Don't Do It Yourself

Rubber Duck Debugging Video [Fix Anything With a Duck!]


Years ago, one of my developers (and good friend) taught me about the concept of rubber duck debugging.  He was a great listener and the simple act of sharing my problems out loud often helped me solve my problem.

Looking around, I found this old, terminal application that lets you type your problems at a duck.  So I thought it might be fun to create a video chat version of the rubber duck debugger.

Admittedly, it's a little choppy  (not to mention embarrassing), but it's not meant to be anything serious.

So take a laugh at me and share it with all your friends and colleagues!

What Is Rubber Duck Debugging?

The technique gets its name from the story of a programmer who would carry around a rubber duck with him and explain his code line-by-line to the duck.

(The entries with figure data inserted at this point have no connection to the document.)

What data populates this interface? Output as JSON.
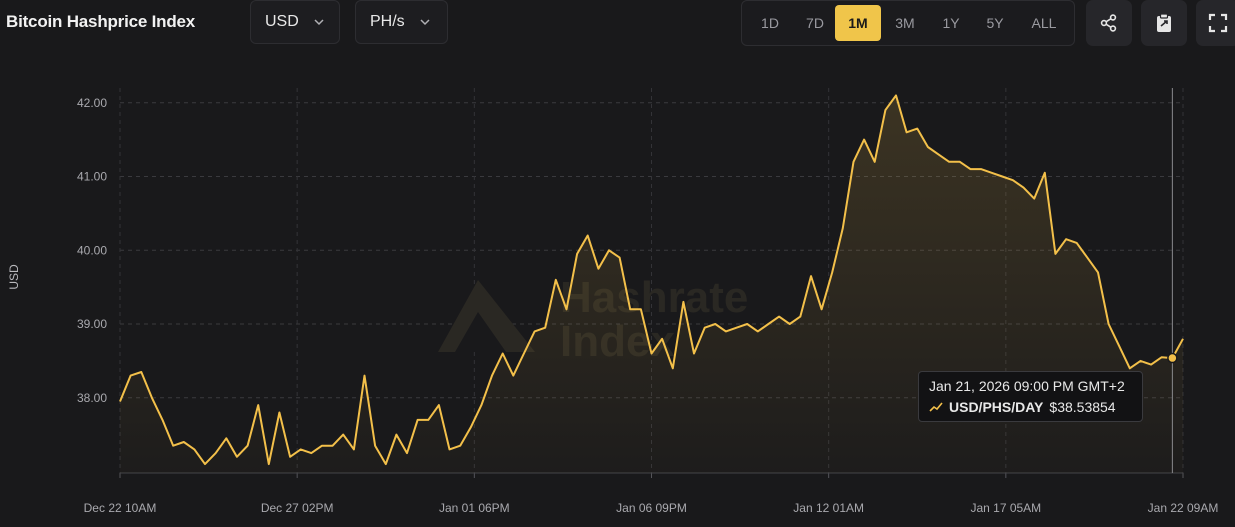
{
  "header": {
    "title": "Bitcoin Hashprice Index",
    "currency": "USD",
    "unit": "PH/s",
    "ranges": [
      "1D",
      "7D",
      "1M",
      "3M",
      "1Y",
      "5Y",
      "ALL"
    ],
    "active_range": "1M"
  },
  "icons": {
    "share": "share-icon",
    "clipboard": "clipboard-icon",
    "fullscreen": "fullscreen-icon",
    "dropdown": "chevron-down-icon"
  },
  "watermark": "Hashrate Index",
  "colors": {
    "line": "#f3c04a",
    "background": "#19191b",
    "active_range": "#f0c54a"
  },
  "tooltip": {
    "date": "Jan 21, 2026 09:00 PM GMT+2",
    "series_label": "USD/PHS/DAY",
    "value": "$38.53854"
  },
  "chart_data": {
    "type": "area",
    "ylabel": "USD",
    "xlabel": "",
    "ylim": [
      36.98,
      42.2
    ],
    "yticks": [
      "42.00",
      "41.00",
      "40.00",
      "39.00",
      "38.00"
    ],
    "xticks": [
      "Dec 22 10AM",
      "Dec 27 02PM",
      "Jan 01 06PM",
      "Jan 06 09PM",
      "Jan 12 01AM",
      "Jan 17 05AM",
      "Jan 22 09AM"
    ],
    "grid": true,
    "series": [
      {
        "name": "USD/PHS/DAY",
        "x_index": [
          0,
          2,
          4,
          6,
          8,
          10,
          12,
          14,
          16,
          18,
          20,
          22,
          24,
          26,
          28,
          30,
          32,
          34,
          36,
          38,
          40,
          42,
          44,
          46,
          48,
          50,
          52,
          54,
          56,
          58,
          60,
          62,
          64,
          66,
          68,
          70,
          72,
          74,
          76,
          78,
          80,
          82,
          84,
          86,
          88,
          90,
          92,
          94,
          96,
          98,
          100,
          102,
          104,
          106,
          108,
          110,
          112,
          114,
          116,
          118,
          120,
          122,
          124,
          126,
          128,
          130,
          132,
          134,
          136,
          138,
          140,
          142,
          144,
          146,
          148,
          150,
          152,
          154,
          156,
          158,
          160,
          162,
          164,
          166,
          168,
          170,
          172,
          174,
          176,
          178,
          180,
          182,
          184,
          186,
          188,
          190,
          192,
          194,
          196,
          198,
          200
        ],
        "values": [
          37.95,
          38.3,
          38.35,
          38.0,
          37.7,
          37.35,
          37.4,
          37.3,
          37.1,
          37.25,
          37.45,
          37.2,
          37.35,
          37.9,
          37.1,
          37.8,
          37.2,
          37.3,
          37.25,
          37.35,
          37.35,
          37.5,
          37.3,
          38.3,
          37.35,
          37.1,
          37.5,
          37.25,
          37.7,
          37.7,
          37.9,
          37.3,
          37.35,
          37.6,
          37.9,
          38.3,
          38.6,
          38.3,
          38.6,
          38.9,
          38.95,
          39.6,
          39.2,
          39.95,
          40.2,
          39.75,
          40.0,
          39.9,
          39.2,
          39.2,
          38.6,
          38.8,
          38.4,
          39.3,
          38.6,
          38.95,
          39.0,
          38.9,
          38.95,
          39.0,
          38.9,
          39.0,
          39.1,
          39.0,
          39.1,
          39.65,
          39.2,
          39.7,
          40.3,
          41.2,
          41.5,
          41.2,
          41.9,
          42.1,
          41.6,
          41.65,
          41.4,
          41.3,
          41.2,
          41.2,
          41.1,
          41.1,
          41.05,
          41.0,
          40.95,
          40.85,
          40.7,
          41.05,
          39.95,
          40.15,
          40.1,
          39.9,
          39.7,
          39.0,
          38.7,
          38.4,
          38.5,
          38.45,
          38.55,
          38.53854,
          38.8
        ]
      }
    ]
  }
}
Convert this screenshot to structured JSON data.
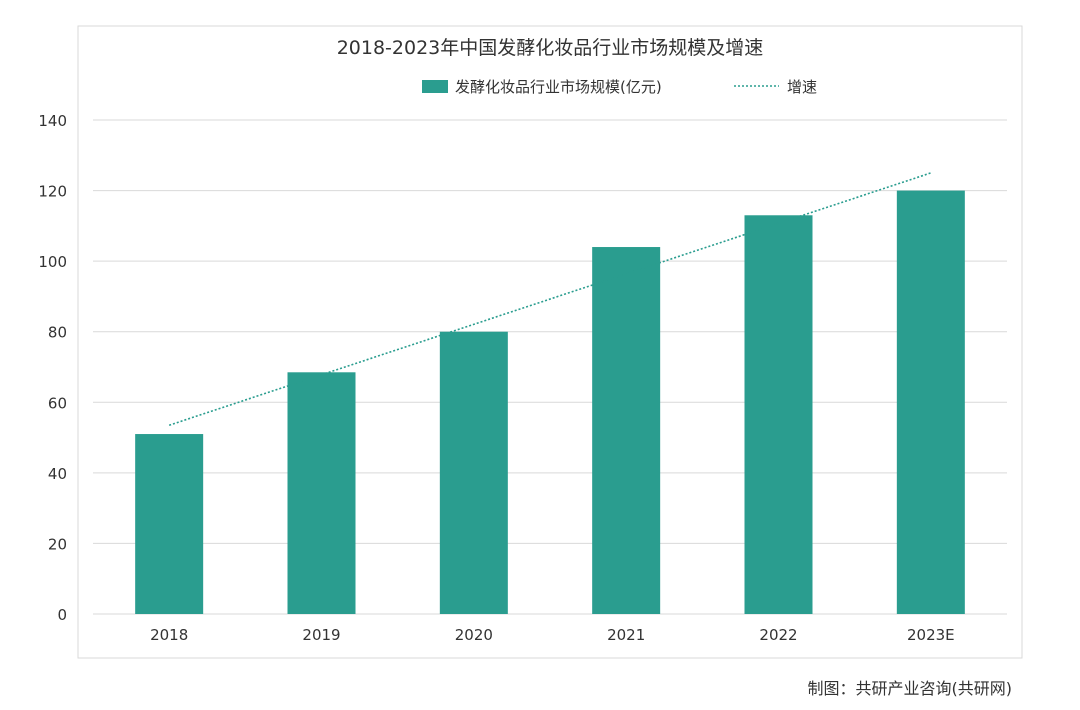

As he did so, he would often find the solution to his problem.

The idea is that by explaining your problem to someone (or something), you'll gain a better understanding of it yourself and be able to see the problem more clearly.

How Does Rubber Duck Debugging Work?

  1. Buy, borrow, or steal a rubber duck from a friend or small child.
  2. Set the duck on your desk.
  3. Actually explain your problem to the duck out loud (your coworkers might think you're crazy but that's expected).
  4. Pretend like it's a real person, go into detail, and explain your code line by line.
  5. By the time you're done explaining the problem to the duck, you may be surprised you figured out the answer.
  6. To get optimal results, it's critical to share this page with everyone you know.

How Did We Code Our Video Rubber Duck Debugger?

The Rubberduckdebugging video chat app was coded by our full stack developer in React.js using the Tailwind CSS framework.

  1. First, the app initializes upon page load and buffers the first two video clips into memory. The app maintains two video players and at a given point only one is displayed, while the second is buffering the next video. The first video is always the introduction and all other videos are randomized.
  2. When the “Talk to a Duck” button is clicked, the user is prompted to grant microphone access (required for the app to listen) and then a welcome clip is played.
  3. All clips are front-loaded with a verbal prompt and then the onscreen “duck” generally remains quiet to listen for the user talking. The app continuously listens for microphone usage above the default sound threshold of -50dB. The sound threshold is configurable in debug mode.
  4. The app continuously samples 200ms of microphone input to detect silence. This sample size is configurable within debug mode. Within each of these samples, if a silence of longer than 1.5 seconds is detected, the app switches to play another video to give the appearance of a conversation with the duck.  The silence duration threshold is configurable in debug mode. This transition is admittedly a little buggy in our prototype (no pun intended), but hey, it's just for fun. The challenge is that sometimes the video clips or ambient sounds are treated as if the user is speaking and the app does not detect silence.
  5. When you are done playing around, the user can click one of the resolution buttons and a closing video clip is served up.
  6. Under settings, the user can access alternative sets of video clips that follow the same behavior, or turn on “debug mode” and see events listed on screen as they happen.

What are the Practical Applications of the Rubber Duck Debugger?

It's a logical progression for text-based, customer service chatbots to evolve into video chat.  And some innovative companies are already testing this.

While most people assume this means there should be a real human behind a video chat for real-time interaction, that needn't be the case.  The rubberduck app is a small proof of concept that pre-recorded video clips can work just as well.

A customer service department could record short, video answers to all the FAQs answered by a standard chatbot.  Instead of reading written input, a video chatbot could transcribe speech to text and apply the same natural language processing (NLP) as a text chatbot to understand those questions and serve up the most appropriate video response.